"...I clean and degrease with casey's cleaner/degreaser then polish to bright with 400 grit wet/dry paper..."
Unless you just printed the sequence switched, try polishing first,,then doing the degreasing.
Actually, if you don't have a particularly dirty & oily piece of metal, draw filing, polishing with grit cloth will give you a nice surface to apply the rust blue soln directly to especially with Laurel Mtn.
I wouldn't go much higher than 280 or 320 for the first attempts at rust bluing. The higher gloss will just get matted down during the process anyway. Later on you'll get the hang of being able to adjust the times, temp, and humidity to keep a high gloss under a rust blue.
The copper streaks are common with LMF blue soln.
If you over lap the soln while applying or rub it in while applying you'll usually get a copper plated effect that will still be there after boiling.
If the metal is warm, the soln will plate out while you are applying it too.
If it appears after the boiling process, it's usually from old blue not being completely removed in spots.
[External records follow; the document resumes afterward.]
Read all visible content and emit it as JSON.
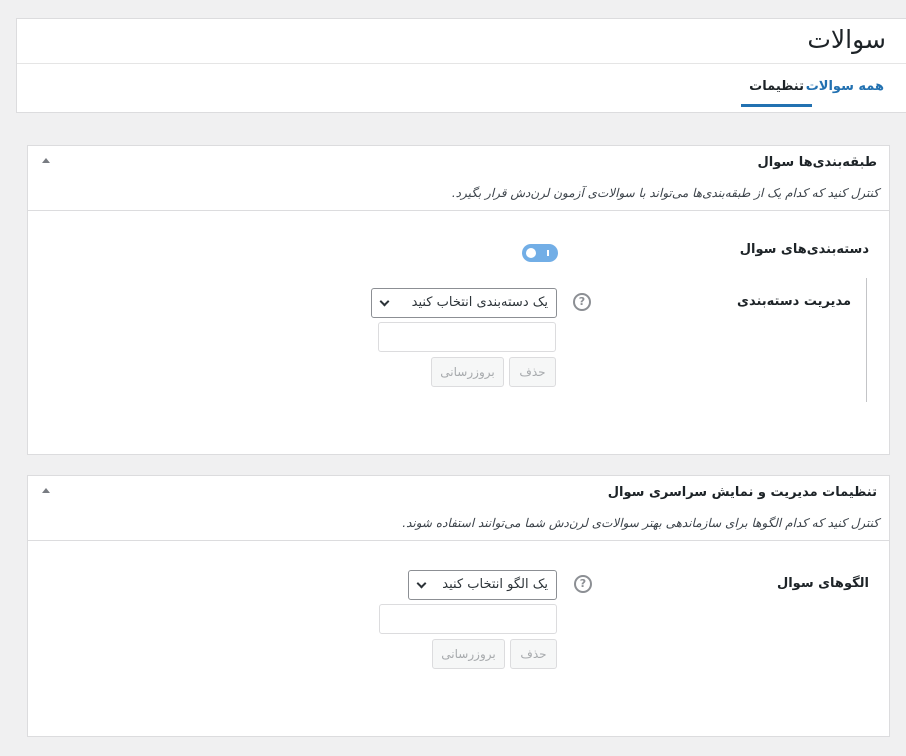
{
  "header": {
    "title": "سوالات",
    "tabs": [
      {
        "label": "همه سوالات"
      },
      {
        "label": "تنظیمات"
      }
    ]
  },
  "panels": [
    {
      "title": "طبقه‌بندی‌ها سوال",
      "description": "کنترل کنید که کدام یک از طبقه‌بندی‌ها می‌تواند با سوالات‌ی آزمون لرن‌دش قرار بگیرد.",
      "toggle_label": "دسته‌بندی‌های سوال",
      "toggle_state": "off",
      "manage_label": "مدیریت دسته‌بندی",
      "help_icon": "?",
      "select_value": "یک دسته‌بندی انتخاب کنید",
      "input_value": "",
      "delete_label": "حذف",
      "update_label": "بروزرسانی"
    },
    {
      "title": "تنظیمات مدیریت و نمایش سراسری سوال",
      "description": "کنترل کنید که کدام الگوها برای سازماندهی بهتر سوالات‌ی لرن‌دش شما می‌توانند استفاده شوند.",
      "field_label": "الگوهای سوال",
      "help_icon": "?",
      "select_value": "یک الگو انتخاب کنید",
      "input_value": "",
      "delete_label": "حذف",
      "update_label": "بروزرسانی"
    }
  ],
  "colors": {
    "accent": "#2271b1",
    "toggle": "#72aee6",
    "background": "#f0f0f1"
  }
}
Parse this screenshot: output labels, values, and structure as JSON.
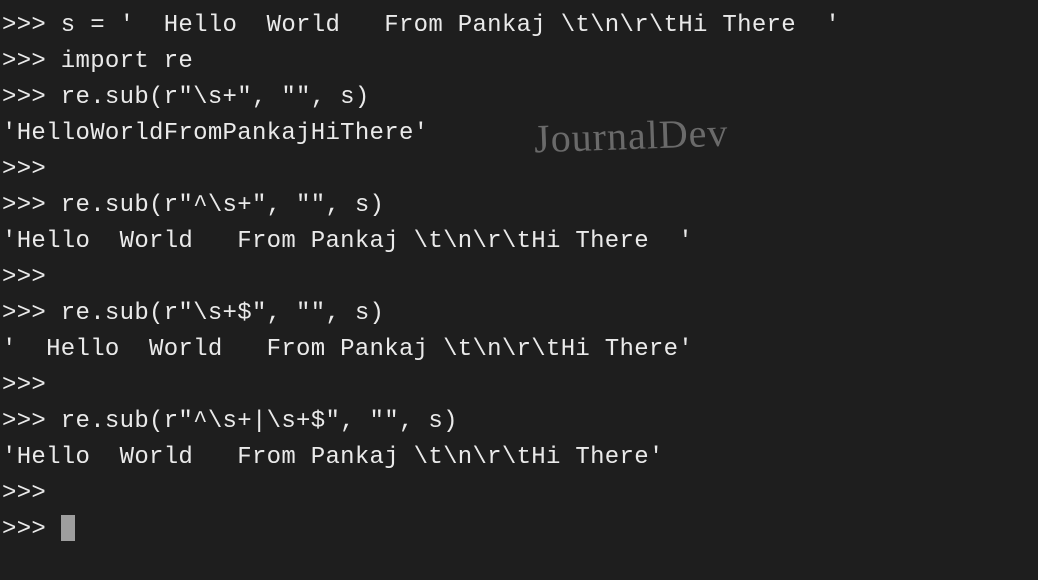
{
  "terminal": {
    "prompt": ">>> ",
    "lines": [
      {
        "type": "input",
        "text": "s = '  Hello  World   From Pankaj \\t\\n\\r\\tHi There  '"
      },
      {
        "type": "input",
        "text": "import re"
      },
      {
        "type": "input",
        "text": "re.sub(r\"\\s+\", \"\", s)"
      },
      {
        "type": "output",
        "text": "'HelloWorldFromPankajHiThere'"
      },
      {
        "type": "input",
        "text": ""
      },
      {
        "type": "input",
        "text": "re.sub(r\"^\\s+\", \"\", s)"
      },
      {
        "type": "output",
        "text": "'Hello  World   From Pankaj \\t\\n\\r\\tHi There  '"
      },
      {
        "type": "input",
        "text": ""
      },
      {
        "type": "input",
        "text": "re.sub(r\"\\s+$\", \"\", s)"
      },
      {
        "type": "output",
        "text": "'  Hello  World   From Pankaj \\t\\n\\r\\tHi There'"
      },
      {
        "type": "input",
        "text": ""
      },
      {
        "type": "input",
        "text": "re.sub(r\"^\\s+|\\s+$\", \"\", s)"
      },
      {
        "type": "output",
        "text": "'Hello  World   From Pankaj \\t\\n\\r\\tHi There'"
      },
      {
        "type": "input",
        "text": ""
      },
      {
        "type": "cursor",
        "text": ""
      }
    ]
  },
  "watermark": "JournalDev"
}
Sometimes the newly applyed LMF will reblue nicely over old bluing,,sometimes you get the rust/copper areas appearing where old blue remains. A light polishing over the areas will usually take care of it giving the LMF a chance to bite into the steel underneath.
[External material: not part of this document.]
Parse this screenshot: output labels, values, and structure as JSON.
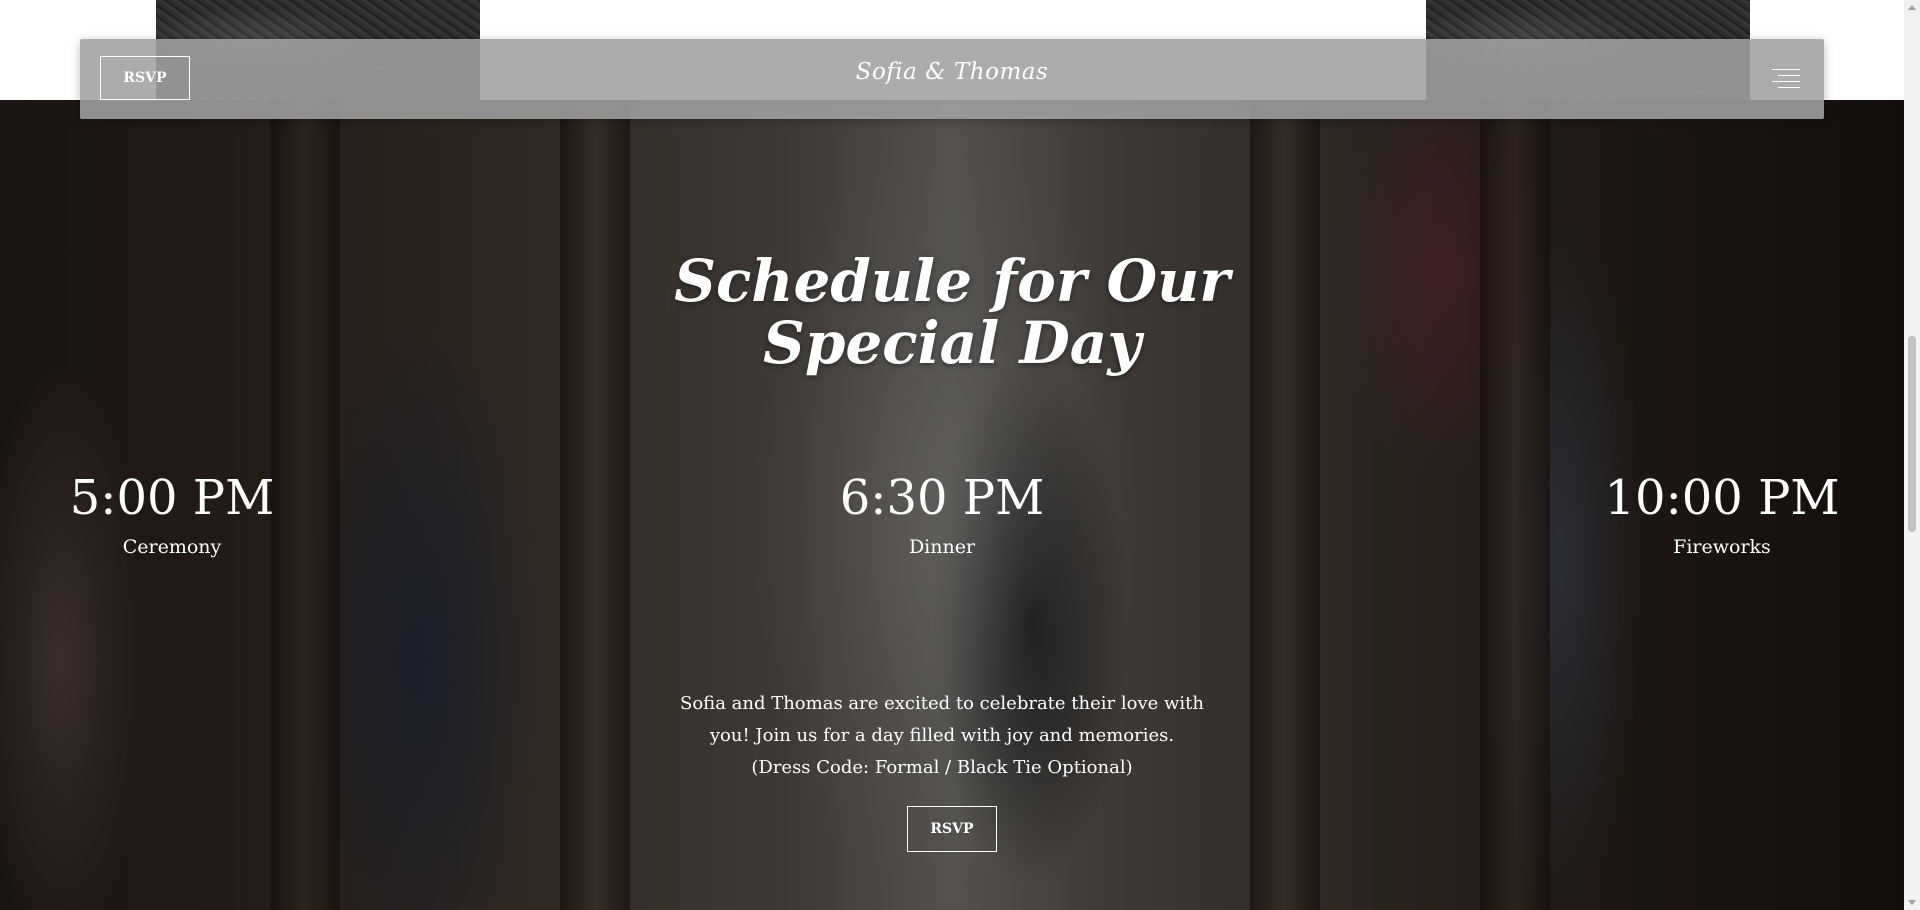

Old rust blue can be tough, with dried, hardened oil in the matted pores of the steel not allowing the new soln to get ahold.
A first coat of quick rust at a somewhat high surface heat on the steel can be helpful to form a base for the LMF slow rust coating to follow.
Etching the surface does the same thing. Either with weak acid on the hot steel from the boiling water tank or a very weak ferric chloride dip (less than 5%), just enough to give the rust blue soln a surface to bite into.
The latter is also used to etch for damascus pattern.